DEFUSE THE PENSION BOMB

NEW York’s public-pension system has become the epicenter of an in fluence-peddling scandal that has at tracted the attention of the SEC as well as state Attorney General Andrew Cuomo. But the millions in shady “placement fees” pocketed by a few politically connected middlemen are small change compared with the mushrooming cost of lavish pension benefits for state and local government retirees.

Keeping these retirees in clover could require $5.4 billion more from local taxpayers outside New York City over the next five years, if investment returns follow one scenario floated by the state comptroller’s office. And the real scandal is that politicians are reluctant to do anything about it.

In New York (as in almost every state), public-employees’ pensions are defined-benefit — meaning that the government guarantees an income stream based on peak salaries and career longevity. By private-sector standards, benefit levels are extraordinary: Our state and local government employees (and employees of public authorities) can retire earlier, with larger pensions, than the vast majority of those who pay their salaries.

Taxpayers must shoulder the risks of covering these promised benefits. The pensions are paid out of gigantic pooled retirement funds, to which government employers contribute varying amounts, depending on actuarial assumptions and market fluctuations.

Since 2000, the combined yearly pension costs for all governments in New York (including New York City), have risen from slightly under $1 billion to nearly $10 billion — reflecting both market conditions and benefit increases effective at the beginning of that period.

New York City’s annual pension contributions alone are up more than $3 billion over the last five years — and projected to rise by another $1 billion over the next three. Annual pension bills for the state and its local subdivisions could easily double or triple by 2015.

Under the state Constitution, pension benefits can’t be “diminished or impaired” for any current member of a public-retirement system in New York. So it will be hard in the short term to stem the tide of mounting pension costs. The reform debate is really about compensation for the next generation of government workers — and the long-term impact they’ll have on state and local finances.

Far-fetched as it may seem, given state lawmakers’ shameless pandering to unions in recent years, there is precedent for reform: During the ’70s fiscal crisis, the Legislature managed to scale back pension benefits for new public employees. But the unions spent most of the next 25 years successfully clawing back much of what they’d lost.

There’s a risk that the same thing will happen again if Gov. Paterson somehow wins approval of his modest reform proposals. Paterson’s “Tier 5” pension plan, applying only to future state and local employees, would: raise the retirement age to 62 (same as the Social Security minimum); increase the pension-vesting period; require employees to contribute to the pension fund throughout their careers, and curb the practice of padding pensions with overtime. In the main, all this would simply replicate the Tier 3 and 4 benefits of the mid-’80s.

The governor has proposed more dramatic changes in police and firefighter pensions. He’d change the current “20 and out” plan — retirement at half pay after 20 years, with no minimum retirement age — to half pay after 25 years at a minimum age of 50. Mayor Bloomberg projected that this would save the city $200 million a year almost immediately.

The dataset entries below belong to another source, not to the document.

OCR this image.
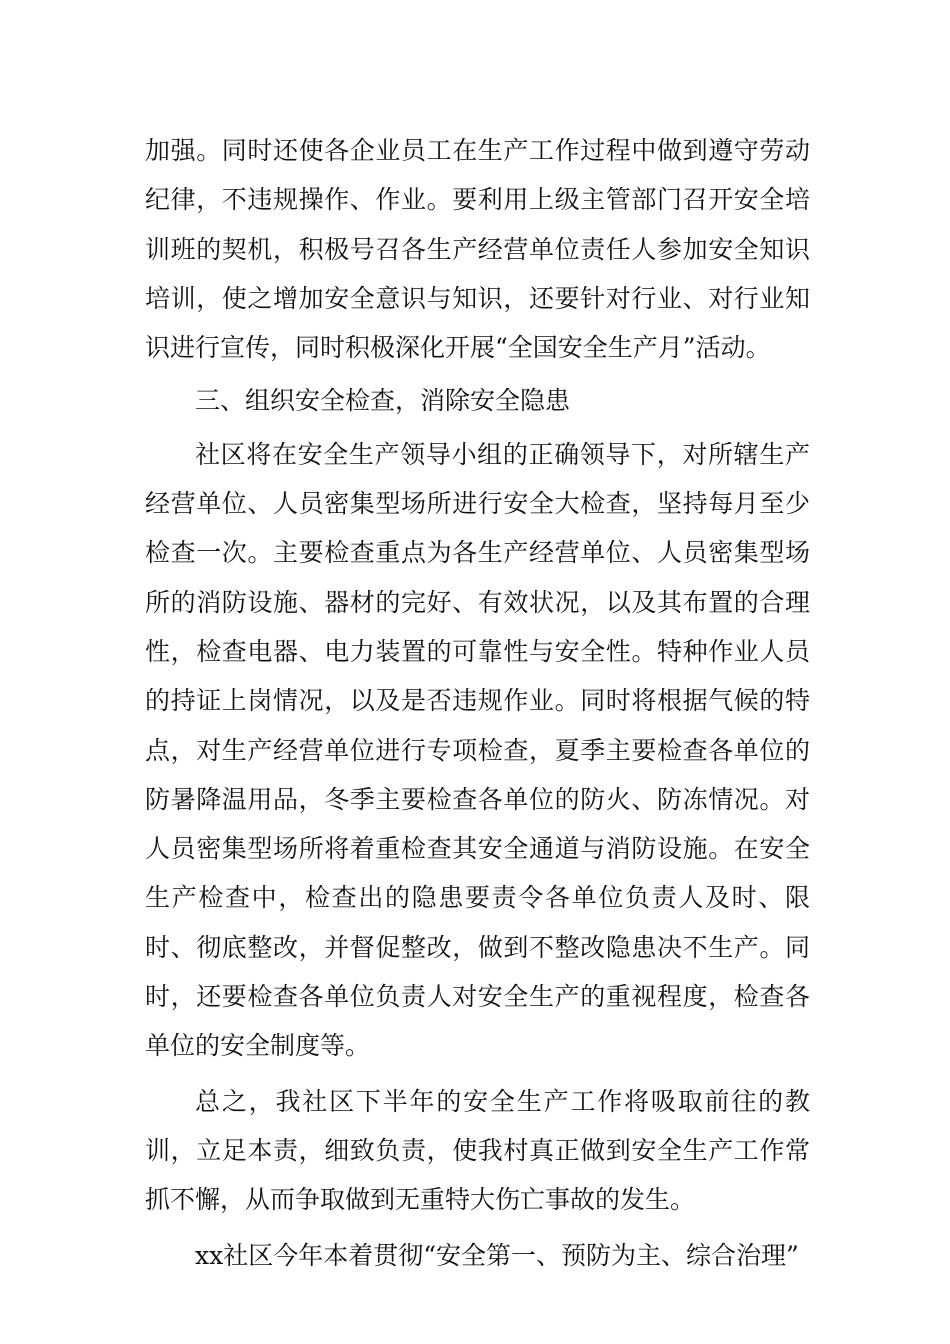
加强。同时还使各企业员工在生产工作过程中做到遵守劳动纪律，不违规操作、作业。要利用上级主管部门召开安全培训班的契机，积极号召各生产经营单位责任人参加安全知识培训，使之增加安全意识与知识，还要针对行业、对行业知识进行宣传，同时积极深化开展“全国安全生产月”活动。

三、组织安全检查，消除安全隐患

社区将在安全生产领导小组的正确领导下，对所辖生产经营单位、人员密集型场所进行安全大检查，坚持每月至少检查一次。主要检查重点为各生产经营单位、人员密集型场所的消防设施、器材的完好、有效状况，以及其布置的合理性，检查电器、电力装置的可靠性与安全性。特种作业人员的持证上岗情况，以及是否违规作业。同时将根据气候的特点，对生产经营单位进行专项检查，夏季主要检查各单位的防暑降温用品，冬季主要检查各单位的防火、防冻情况。对人员密集型场所将着重检查其安全通道与消防设施。在安全生产检查中，检查出的隐患要责令各单位负责人及时、限时、彻底整改，并督促整改，做到不整改隐患决不生产。同时，还要检查各单位负责人对安全生产的重视程度，检查各单位的安全制度等。

总之，我社区下半年的安全生产工作将吸取前往的教训，立足本责，细致负责，使我村真正做到安全生产工作常抓不懈，从而争取做到无重特大伤亡事故的发生。

xx社区今年本着贯彻“安全第一、预防为主、综合治理”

Real reform, however, would go much further — by essentially throwing out the outmoded defined-benefits model for future employees. New York should follow the lead of a few states, including Michigan, that have shifted nonuniformed government workers to defined-contribution accounts — like the 401(k) plans that have come to dominate the private sector.

With a defined-contribution retirement system, taxpayers would no longer bear all the financial risks associated with providing guaranteed pension benefits. For the first time, public-pension costs would become both predictable and easily understandable — and the real costs of proposed benefit increases would be transparent. With normal turnover, between a quarter and a third of state and city employees would be in the new system within a decade.

If pension reform were subject to regular contract negotiations, public-employee unions would never accept a shift to defined-contribution plans. But this is a rare case in which elected officials can alter a fringe benefit without the unions’ consent — because the state’s Taylor Law, which governs public-sector labor issues, specifically prohibits collective bargaining on pensions.

Thus, retirement benefits could be changed legislatively, ensuring that future generations of New Yorkers aren’t stuck with the same pension problem. Unfortunately, leading politicians like Paterson and Bloomberg continue to seek union permission to make any changes.

It’s time for these officials to reassert their managerial prerogatives — and to understand that government unions will never voluntarily relinquish the gold-standard pensions that taxpayers can no longer afford.